Using Sphagnum Peat Moss

Depending which articles you read the use of peat moss can be a good/bad thing. Ecologists are fighting for the survival of many of the mires and peat bogs found throughout Britain, Ireland and Finland as peat farmers continue to harvest these. Their continual harvest has bought about irreversible changes that will affect these peat bogs for hundreds of years and has devastated many specialized organisms.

On the other side of the globe Canada peat moss harvesters appear to self-regulate their consumption and exploitation of these areas. They’ve set aside vast areas for conservation and preservation of their peat bogs and have found ways to increase the rejuvenation rate of harvested bogs. It would normally take 20 years to re-establish a harvested peat bog for further farming of sphagnum moss but leaps in technology have enabled these to be replenished within 5 – 8 years.

Why do we use sphagnum peat moss?

So, if there are some concerns about the use sphagnum peat moss, why do we use it? Primarily, it’s a fantastic soil conditioner. It can hold up to 20 times its own weight in water and release it when needed. Peat moss has very few nutrients available for plant nutrition but it can absorb and retain soluble nutrients also releasing them when they are needed.

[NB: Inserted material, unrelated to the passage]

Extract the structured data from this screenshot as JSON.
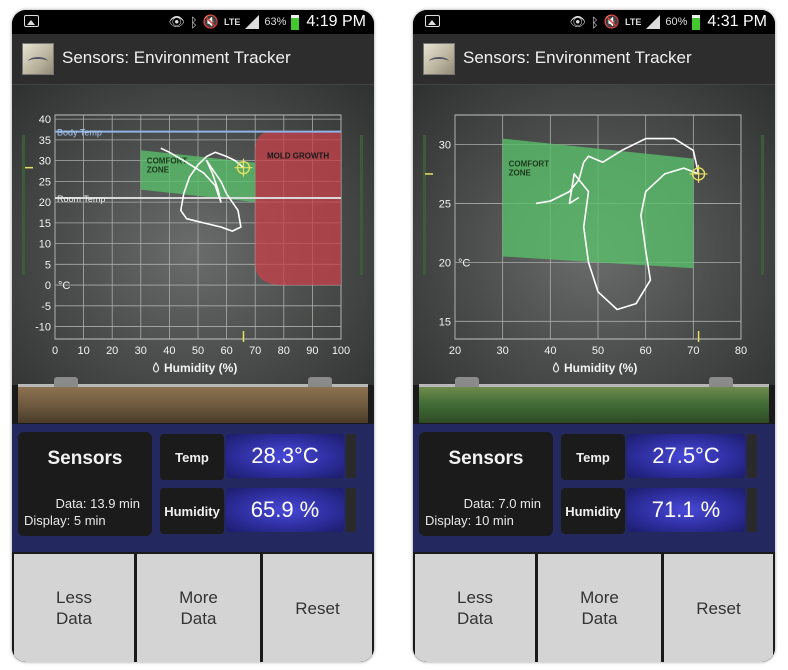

Adding peat moss to clay soils can help break down clay by aerating it and applying peat moss to sandy soils will help bind it and retain nutrients rather than leach them. Peat moss is a main ingredient in the production of many of our potting mixes.

Sphagnum peat moss is also a great compost innoculant that speeds the process of composting.
One use for sphagnum moss which is widely practiced is their use in mounting staghorn ferns. The benefit of using sphagnum is that it becomes the food and water source for these ferns without being washed off the board that it resides upon.

Are there any alternatives to peat moss?

Coconut fibre is now being harvested as a valid substitute for peat moss. It has many of the same qualities inherent in the moss yet is more environmentally friendly. Coconut fibre is sourced from the husk fibres of coconuts and has given some hope for normally what is seen as a waste product.

Should we keep using sphagnum peat moss?

This is all depends on where the peat moss is being sourced. If it’s being harvested in countries that are not willing to invest in peat bogs as renewable sources then my advice would be to find a source that is. If your choice is limited then try and find some other alternatives such as coconut fibre.